Despite an intensive investigation, no one has ever been arrested in connection with the mailings.
As of late May, investigators had interviewed more than 5,200 people and issued nearly 4,500 subpoenas, according to the FBI. They had also conducted other searches, including draining a pond near Frederick, Maryland.
Tests of soil samples taken after the draining yielded no evidence of anthrax. The pond is about eight miles from the Army Medical Research Institute of Infectious Diseases at Fort Detrick, where researcher Steven Hatfill once worked.
Hatfill has been named a "person of interest" by the FBI in the anthrax case but has maintained that he had no involvement.
Last August, Hatfill filed suit against Attorney General John Ashcroft, the Justice Department and FBI, saying his constitutional rights were violated. In May, a judge granted the government more time to prepare its case. (Full story)
The search of Berry's homes points to an apparent shift in the investigation.

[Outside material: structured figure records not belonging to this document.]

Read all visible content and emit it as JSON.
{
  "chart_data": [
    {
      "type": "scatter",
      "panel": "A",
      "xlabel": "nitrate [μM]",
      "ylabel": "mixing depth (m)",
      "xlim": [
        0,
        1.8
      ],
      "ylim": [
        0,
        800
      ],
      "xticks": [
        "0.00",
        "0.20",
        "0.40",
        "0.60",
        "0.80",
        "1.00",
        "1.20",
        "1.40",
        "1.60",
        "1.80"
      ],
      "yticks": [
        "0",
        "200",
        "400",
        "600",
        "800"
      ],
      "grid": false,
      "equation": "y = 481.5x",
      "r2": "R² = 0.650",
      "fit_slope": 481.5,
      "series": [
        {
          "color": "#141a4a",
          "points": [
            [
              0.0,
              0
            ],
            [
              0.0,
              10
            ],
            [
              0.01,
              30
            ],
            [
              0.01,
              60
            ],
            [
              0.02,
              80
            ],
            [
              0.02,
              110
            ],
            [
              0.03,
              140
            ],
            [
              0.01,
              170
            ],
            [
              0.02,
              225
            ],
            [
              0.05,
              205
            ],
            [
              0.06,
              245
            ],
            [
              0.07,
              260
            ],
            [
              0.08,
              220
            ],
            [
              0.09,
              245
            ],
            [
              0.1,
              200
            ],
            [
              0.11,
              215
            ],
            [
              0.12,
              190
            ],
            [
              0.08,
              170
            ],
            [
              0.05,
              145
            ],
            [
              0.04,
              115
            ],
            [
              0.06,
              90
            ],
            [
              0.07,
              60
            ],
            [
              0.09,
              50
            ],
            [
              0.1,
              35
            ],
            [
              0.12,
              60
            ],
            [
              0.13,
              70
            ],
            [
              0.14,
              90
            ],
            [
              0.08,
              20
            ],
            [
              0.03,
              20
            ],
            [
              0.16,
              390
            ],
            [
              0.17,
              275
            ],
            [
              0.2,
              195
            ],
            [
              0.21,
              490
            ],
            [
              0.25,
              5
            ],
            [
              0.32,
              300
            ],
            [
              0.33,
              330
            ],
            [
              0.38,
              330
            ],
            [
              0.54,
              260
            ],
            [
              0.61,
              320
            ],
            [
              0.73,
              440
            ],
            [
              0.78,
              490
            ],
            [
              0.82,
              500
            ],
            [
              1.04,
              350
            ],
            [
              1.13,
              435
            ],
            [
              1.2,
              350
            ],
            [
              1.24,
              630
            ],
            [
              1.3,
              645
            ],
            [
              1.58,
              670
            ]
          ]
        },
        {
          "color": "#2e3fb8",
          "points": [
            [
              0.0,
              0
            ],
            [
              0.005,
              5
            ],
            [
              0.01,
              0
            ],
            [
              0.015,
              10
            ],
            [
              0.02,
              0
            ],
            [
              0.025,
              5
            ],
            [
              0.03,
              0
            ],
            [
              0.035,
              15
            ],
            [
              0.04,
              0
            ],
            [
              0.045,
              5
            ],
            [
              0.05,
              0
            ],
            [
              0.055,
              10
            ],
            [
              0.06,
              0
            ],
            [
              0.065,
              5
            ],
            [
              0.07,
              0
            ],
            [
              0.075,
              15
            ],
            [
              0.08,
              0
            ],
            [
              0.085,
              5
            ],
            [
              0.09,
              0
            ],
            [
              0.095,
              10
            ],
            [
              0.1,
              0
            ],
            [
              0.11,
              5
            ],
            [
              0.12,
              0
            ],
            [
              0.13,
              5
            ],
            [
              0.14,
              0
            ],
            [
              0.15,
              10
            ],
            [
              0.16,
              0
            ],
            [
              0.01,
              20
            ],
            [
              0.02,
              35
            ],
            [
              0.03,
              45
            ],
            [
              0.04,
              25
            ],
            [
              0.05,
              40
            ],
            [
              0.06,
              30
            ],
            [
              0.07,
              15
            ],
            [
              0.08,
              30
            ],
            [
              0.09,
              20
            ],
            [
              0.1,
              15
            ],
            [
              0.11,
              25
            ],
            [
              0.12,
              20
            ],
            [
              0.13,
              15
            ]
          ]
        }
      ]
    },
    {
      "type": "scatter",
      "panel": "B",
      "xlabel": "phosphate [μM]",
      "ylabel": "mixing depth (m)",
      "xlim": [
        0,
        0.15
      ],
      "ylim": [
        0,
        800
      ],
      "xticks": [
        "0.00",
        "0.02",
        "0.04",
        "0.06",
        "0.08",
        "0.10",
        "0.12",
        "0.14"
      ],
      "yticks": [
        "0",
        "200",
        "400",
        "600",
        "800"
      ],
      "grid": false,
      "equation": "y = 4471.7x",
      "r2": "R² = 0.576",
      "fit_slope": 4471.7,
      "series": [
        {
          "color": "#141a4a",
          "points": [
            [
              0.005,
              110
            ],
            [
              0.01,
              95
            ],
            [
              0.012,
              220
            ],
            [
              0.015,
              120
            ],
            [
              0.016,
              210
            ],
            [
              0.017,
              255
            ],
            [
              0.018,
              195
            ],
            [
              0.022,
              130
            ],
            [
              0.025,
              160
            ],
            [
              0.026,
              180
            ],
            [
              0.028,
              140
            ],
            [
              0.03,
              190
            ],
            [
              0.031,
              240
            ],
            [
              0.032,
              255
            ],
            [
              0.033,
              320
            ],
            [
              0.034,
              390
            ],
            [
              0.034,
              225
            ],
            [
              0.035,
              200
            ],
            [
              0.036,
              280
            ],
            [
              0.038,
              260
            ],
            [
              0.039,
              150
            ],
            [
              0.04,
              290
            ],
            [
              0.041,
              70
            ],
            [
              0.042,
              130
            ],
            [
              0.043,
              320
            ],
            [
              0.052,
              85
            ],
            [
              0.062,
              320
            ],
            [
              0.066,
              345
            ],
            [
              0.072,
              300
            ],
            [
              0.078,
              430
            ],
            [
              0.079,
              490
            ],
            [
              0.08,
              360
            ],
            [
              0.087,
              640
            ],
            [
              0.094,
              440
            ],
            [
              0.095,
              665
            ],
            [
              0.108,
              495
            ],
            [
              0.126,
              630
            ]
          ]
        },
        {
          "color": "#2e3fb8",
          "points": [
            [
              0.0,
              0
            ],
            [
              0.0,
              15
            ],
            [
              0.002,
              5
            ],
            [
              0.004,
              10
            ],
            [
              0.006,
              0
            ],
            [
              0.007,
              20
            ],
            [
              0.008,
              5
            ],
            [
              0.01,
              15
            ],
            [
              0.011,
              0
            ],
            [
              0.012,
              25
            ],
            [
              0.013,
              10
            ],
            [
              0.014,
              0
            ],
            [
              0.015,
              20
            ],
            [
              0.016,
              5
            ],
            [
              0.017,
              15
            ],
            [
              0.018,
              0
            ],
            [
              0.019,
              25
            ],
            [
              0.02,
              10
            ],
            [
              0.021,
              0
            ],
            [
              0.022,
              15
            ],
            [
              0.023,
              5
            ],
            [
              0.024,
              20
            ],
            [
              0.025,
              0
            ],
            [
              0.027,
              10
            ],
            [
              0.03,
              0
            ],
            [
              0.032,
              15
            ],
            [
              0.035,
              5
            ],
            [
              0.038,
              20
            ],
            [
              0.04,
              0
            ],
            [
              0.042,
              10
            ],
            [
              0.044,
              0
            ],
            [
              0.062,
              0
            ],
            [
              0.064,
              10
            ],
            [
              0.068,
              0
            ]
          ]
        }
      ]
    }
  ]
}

Berry is the founder of an organization to instruct emergency personnel on responding to biological, chemical or nuclear attacks. He was arrested Thursday on domestic abuse charges in New Jersey after police received a 911 call about a fight at a motel.
He was later released on $10,000 bond.
In September 2001, shortly after the anthrax attacks began, Berry filed an application with the U.S. Patent and Trademark Office for a patent on a system to identify chemical and biological agents.